Il pianoforte a coda Fazioli F212 (212 cm) rappresenta l’apice dell’artigianato italiano applicato alla liuteria pianistica. Concepito per sale da concerto di medie dimensioni e residenze d’eccezione, fonde una proiezione sonora potente con una tavolozza timbrica di straordinaria purezza e complessità. È lo strumento per il pianista che ricerca l’assoluta trasparenza del suono, una dinamica iper-controllabile e una risposta meccanica di precisione chirurgica. Ma questo gioiello di Sacile è la scelta giusta per il tuo spazio e il tuo repertorio? Scopriamolo in questa analisi approfondita.
Specifiche Tecniche del Fazioli F212

Questa tabella riassume l’anima costruttiva del F212, frutto della filosofia Fazioli che unisce innovazione a materiali di eccellenza.
| Specifica | Descrizione e Materiali |
| :— | :— |
| Dimensioni e Peso | Lunghezza: 212 cm, Larghezza: 156 cm, Peso: ~380 kg. |
| Tavola Armonica | Abete rosso di risonanza della Val di Fiemme (stessa riserva dei violini Stradivari), stagionato naturalmente. |
| Meccanica | Meccanica a doppio scappamento Fazioli con componenti Renner personalizzati. Tasti in avorio sintetico ed ebano. |
| Corde | Acciaio Röslau per gli acuti, bassi avvolti a mano. Sistema di aggancio con ponticelli indipendenti per una trasmissione ottimale. |
| Telaio | Telaio in ghisa interamente colato a pressione, progettato per una tensione delle corde ottimizzata (barramento asimmetrico). |
| Pedaliera | Sistema a leva diretta. Pedale tonale (centrale) con effetto una corda e mezza corda selezionabile. |
| Finitura | Lucido nero poliestere (standard). Finiture in legno pregiato (Radica di Noce, Palissandro, Ebano Macassar) su commissione. |
| Prezzo Indicativo (Nuovo) | Range da € 180.000 a € 250.000+, in base alla finitura e alle personalizzazioni. |
Primi Tasti: La Sensazione al Tocco
Sedersi alla tastiera di un Fazioli F212 è un’esperienza che ridefinisce il concetto di controllo. La meccanica, regolata con tolleranze infinitesimali, offre una risposta dinamica lineare e prevedibile. Il peso della tastiera è perfettamente graduato: i bassi offrono una resistenza sostanziosa ma mai faticosa, che si alleggerisce progressivamente verso acuti di una leggerezza e rapidità eccezionali. Il doppio scappamento permette ripetizioni velocissime e precise, essenziali per il repertorio virtuosistico. L’ergonomia dei tasti e la sensazione di “connessione diretta” con il martello sono immediatamente percepibili.
L’Analisi del Suono: Purezza e Potenza
Il suono del F212 è la sua carta d’identità. Non cerca la calda rotondità di un Bösendorfer né il carattere corposo e “orchestrale” di uno Steinway.

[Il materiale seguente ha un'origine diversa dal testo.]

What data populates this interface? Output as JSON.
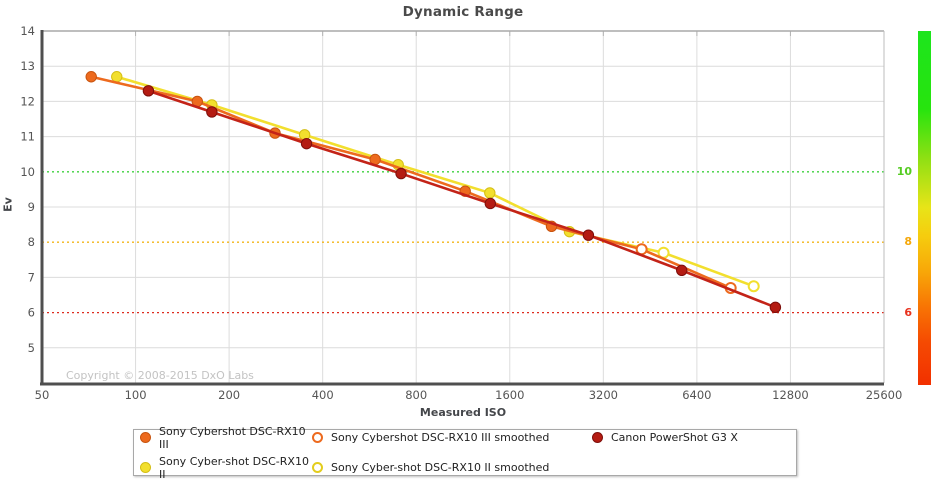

La sua vocazione è la chiarezza assoluta, la separazione delle voci e un sustain naturale di lunga durata.
- Registro dei Bassi: Profondo, definito e straordinariamente articolato. Ogni nota mantiene la sua identità senza diventare confusa, anche negli accordi più complessi. La fondamentale è potente, ma è l’armonico a risaltare con chiarezza.

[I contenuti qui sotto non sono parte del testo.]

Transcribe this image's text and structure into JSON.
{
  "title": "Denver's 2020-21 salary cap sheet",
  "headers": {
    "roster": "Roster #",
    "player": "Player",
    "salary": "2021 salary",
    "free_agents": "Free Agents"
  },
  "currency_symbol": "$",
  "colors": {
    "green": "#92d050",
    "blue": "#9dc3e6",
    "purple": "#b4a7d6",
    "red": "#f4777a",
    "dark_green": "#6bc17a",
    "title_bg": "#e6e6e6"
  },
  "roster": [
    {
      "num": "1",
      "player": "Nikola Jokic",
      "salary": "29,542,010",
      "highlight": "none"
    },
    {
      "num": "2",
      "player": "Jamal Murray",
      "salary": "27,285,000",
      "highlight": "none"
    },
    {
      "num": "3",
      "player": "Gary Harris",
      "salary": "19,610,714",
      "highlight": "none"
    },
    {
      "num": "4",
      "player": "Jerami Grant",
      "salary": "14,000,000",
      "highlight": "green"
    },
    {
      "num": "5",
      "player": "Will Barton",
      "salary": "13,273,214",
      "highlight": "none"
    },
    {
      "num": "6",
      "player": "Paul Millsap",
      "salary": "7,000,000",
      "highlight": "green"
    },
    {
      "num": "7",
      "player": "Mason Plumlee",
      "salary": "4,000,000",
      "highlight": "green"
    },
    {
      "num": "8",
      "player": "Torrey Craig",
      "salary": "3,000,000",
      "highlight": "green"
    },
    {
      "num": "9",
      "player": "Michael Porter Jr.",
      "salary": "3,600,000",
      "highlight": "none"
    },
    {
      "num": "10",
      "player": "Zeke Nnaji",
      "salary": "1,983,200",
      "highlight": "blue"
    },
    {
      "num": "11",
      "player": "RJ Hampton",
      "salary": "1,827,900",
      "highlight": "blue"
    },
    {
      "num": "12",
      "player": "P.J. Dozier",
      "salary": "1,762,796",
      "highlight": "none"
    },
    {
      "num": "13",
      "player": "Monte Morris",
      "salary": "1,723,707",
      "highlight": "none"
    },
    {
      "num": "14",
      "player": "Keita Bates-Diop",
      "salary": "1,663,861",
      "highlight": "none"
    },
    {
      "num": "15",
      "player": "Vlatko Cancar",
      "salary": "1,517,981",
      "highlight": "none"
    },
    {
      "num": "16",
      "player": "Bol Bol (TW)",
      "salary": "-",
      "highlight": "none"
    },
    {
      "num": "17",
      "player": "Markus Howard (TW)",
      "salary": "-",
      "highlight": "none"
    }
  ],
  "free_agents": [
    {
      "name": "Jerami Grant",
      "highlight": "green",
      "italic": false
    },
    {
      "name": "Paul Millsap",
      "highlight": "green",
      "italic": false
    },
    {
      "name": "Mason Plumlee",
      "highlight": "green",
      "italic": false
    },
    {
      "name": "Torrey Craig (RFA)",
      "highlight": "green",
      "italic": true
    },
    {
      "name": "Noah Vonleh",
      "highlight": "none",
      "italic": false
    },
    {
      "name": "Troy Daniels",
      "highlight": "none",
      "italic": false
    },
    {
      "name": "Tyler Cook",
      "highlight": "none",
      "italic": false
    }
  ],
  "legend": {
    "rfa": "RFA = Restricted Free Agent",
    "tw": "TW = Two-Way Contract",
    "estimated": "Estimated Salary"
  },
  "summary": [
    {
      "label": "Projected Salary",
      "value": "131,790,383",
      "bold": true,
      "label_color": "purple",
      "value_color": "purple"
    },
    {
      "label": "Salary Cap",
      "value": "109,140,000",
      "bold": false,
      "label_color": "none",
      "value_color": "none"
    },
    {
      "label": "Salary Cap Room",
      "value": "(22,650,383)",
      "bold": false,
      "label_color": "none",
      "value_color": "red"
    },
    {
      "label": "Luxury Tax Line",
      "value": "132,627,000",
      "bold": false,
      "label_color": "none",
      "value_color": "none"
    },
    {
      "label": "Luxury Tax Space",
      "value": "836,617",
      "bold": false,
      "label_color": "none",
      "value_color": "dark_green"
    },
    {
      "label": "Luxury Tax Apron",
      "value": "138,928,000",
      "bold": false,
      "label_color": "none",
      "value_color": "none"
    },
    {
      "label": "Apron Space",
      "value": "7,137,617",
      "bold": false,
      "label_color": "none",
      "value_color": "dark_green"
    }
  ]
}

- Registro dei Medi: È qui che la scelta dell’abete di risonanza della Val di Fiemme si rivela. Il suono è cristallino, vocale e dotato di una proiezione che sembra provenire dall’interno dello strumento. Ideale per la polifonia di Bach o le sfumature di Debussy.
- Registro degli Acuti: Brillante, penetrante ma mai stridente. Il sustain è eccezionale, con gli armonici che si dissolvono lentamente nell’aria. Ricorda il suono di uno strumento a percussione di altissima qualità.
- Proiezione e Dinamica: La potenza è notevole per 212 cm, adatta ad auditorium fino a 500 posti. La vera magia sta nella gamma dinamica: il pianissimo è un sussurro controllatissimo, il fortissimo un’onda sonora compatta e definita, non semplicemente rumorosa.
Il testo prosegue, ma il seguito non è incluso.